Сажусь на диван с чашкой чая, подгибаю под себя ноги. Без Руслана как-то одиноко и неуютно. И тревожно. Наверное, пасмурная погода влияет и мелкий дождь, который идёт с самого утра и не прекращается. Никогда не любила осень в Питере, слишком мокро, слишком ветрено, при этом я обожала город летом, когда с залива дует прохладный воздух. Город контрастов, город любви и ненависти.

Последнее время часто задумываюсь о жизни. О том, как заковыристо изменились у меня обстоятельства. Чуть больше полугода назад я и не думала, что смогу уйти от мужа, не представляла, что буду жить без ребенка и считать дни, минуты до новой встречи, не мечтала о том, что встречу человека, который подарит мне надежду, смысл.

Притрагиваюсь указательным пальцем к губам, улыбаюсь.
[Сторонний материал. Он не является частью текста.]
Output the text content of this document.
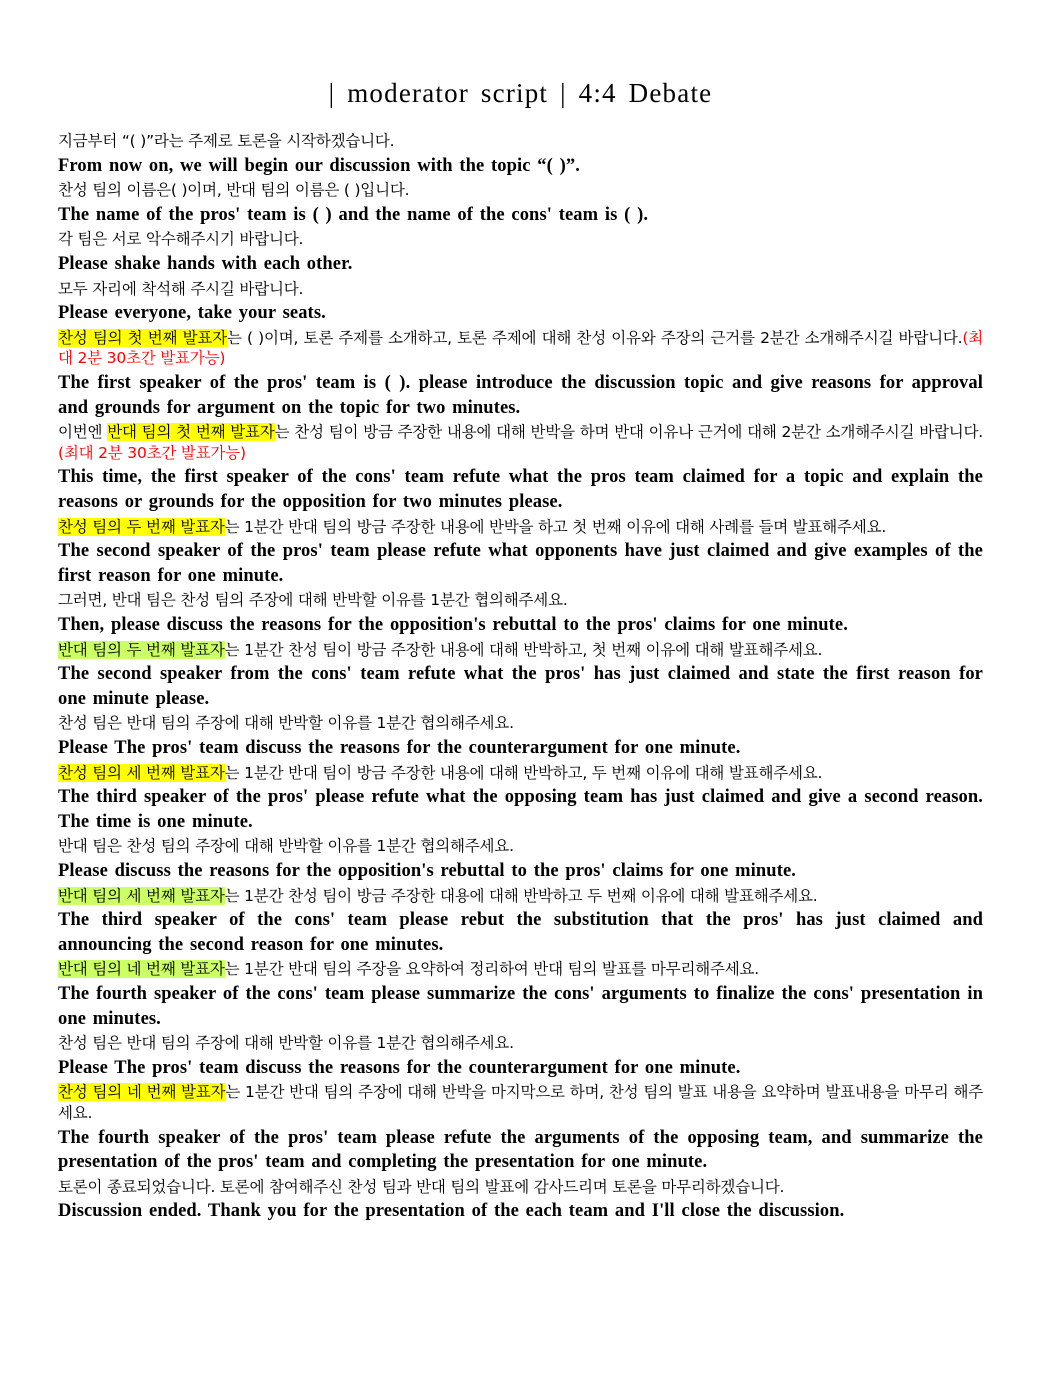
| moderator script | 4:4 Debate

지금부터 “( )”라는 주제로 토론을 시작하겠습니다.

From now on, we will begin our discussion with the topic “( )”.

찬성 팀의 이름은( )이며, 반대 팀의 이름은 ( )입니다.

The name of the pros' team is ( ) and the name of the cons' team is ( ).

각 팀은 서로 악수해주시기 바랍니다.

Please shake hands with each other.

모두 자리에 착석해 주시길 바랍니다.

Please everyone, take your seats.

찬성 팀의 첫 번째 발표자는 ( )이며, 토론 주제를 소개하고, 토론 주제에 대해 찬성 이유와 주장의 근거를 2분간 소개해주시길 바랍니다.(최대 2분 30초간 발표가능)

The first speaker of the pros' team is ( ). please introduce the discussion topic and give reasons for approval and grounds for argument on the topic for two minutes.

이번엔 반대 팀의 첫 번째 발표자는 찬성 팀이 방금 주장한 내용에 대해 반박을 하며 반대 이유나 근거에 대해 2분간 소개해주시길 바랍니다.(최대 2분 30초간 발표가능)

This time, the first speaker of the cons' team refute what the pros team claimed for a topic and explain the reasons or grounds for the opposition for two minutes please.

찬성 팀의 두 번째 발표자는 1분간 반대 팀의 방금 주장한 내용에 반박을 하고 첫 번째 이유에 대해 사례를 들며 발표해주세요.

The second speaker of the pros' team please refute what opponents have just claimed and give examples of the first reason for one minute.

그러면, 반대 팀은 찬성 팀의 주장에 대해 반박할 이유를 1분간 협의해주세요.

Then, please discuss the reasons for the opposition's rebuttal to the pros' claims for one minute.

반대 팀의 두 번째 발표자는 1분간 찬성 팀이 방금 주장한 내용에 대해 반박하고, 첫 번째 이유에 대해 발표해주세요.

The second speaker from the cons' team refute what the pros' has just claimed and state the first reason for one minute please.

찬성 팀은 반대 팀의 주장에 대해 반박할 이유를 1분간 협의해주세요.

Please The pros' team discuss the reasons for the counterargument for one minute.

찬성 팀의 세 번째 발표자는 1분간 반대 팀이 방금 주장한 내용에 대해 반박하고, 두 번째 이유에 대해 발표해주세요.

The third speaker of the pros' please refute what the opposing team has just claimed and give a second reason. The time is one minute.

반대 팀은 찬성 팀의 주장에 대해 반박할 이유를 1분간 협의해주세요.

Please discuss the reasons for the opposition's rebuttal to the pros' claims for one minute.

반대 팀의 세 번째 발표자는 1분간 찬성 팀이 방금 주장한 대용에 대해 반박하고 두 번째 이유에 대해 발표해주세요.

The third speaker of the cons' team please rebut the substitution that the pros' has just claimed and announcing the second reason for one minutes.

반대 팀의 네 번째 발표자는 1분간 반대 팀의 주장을 요약하여 정리하여 반대 팀의 발표를 마무리해주세요.

The fourth speaker of the cons' team please summarize the cons' arguments to finalize the cons' presentation in one minutes.

찬성 팀은 반대 팀의 주장에 대해 반박할 이유를 1분간 협의해주세요.

Please The pros' team discuss the reasons for the counterargument for one minute.

찬성 팀의 네 번째 발표자는 1분간 반대 팀의 주장에 대해 반박을 마지막으로 하며, 찬성 팀의 발표 내용을 요약하며 발표내용을 마무리 해주세요.

The fourth speaker of the pros' team please refute the arguments of the opposing team, and summarize the presentation of the pros' team and completing the presentation for one minute.

토론이 종료되었습니다. 토론에 참여해주신 찬성 팀과 반대 팀의 발표에 감사드리며 토론을 마무리하겠습니다.

Discussion ended. Thank you for the presentation of the each team and I'll close the discussion.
Влюбилась? Если немножко. Чуть-чуть. А то, что задерживаю дыхание, когда он прикасается ко мне, целует — это физиология. Даже бродячей кошке хочется немного нежности и ласки. Не знаю, что нас ждет впереди, но я действительно хочу от него сына. И чем больше об этом думаю, тем отчетливее вижу темноволосую макушку, маленькие пальчики, крохотный носик. Я без понятия, каким будет Руслан отцом, уверена только в том, что отнимать, как Артем, ребенка он у меня не будет.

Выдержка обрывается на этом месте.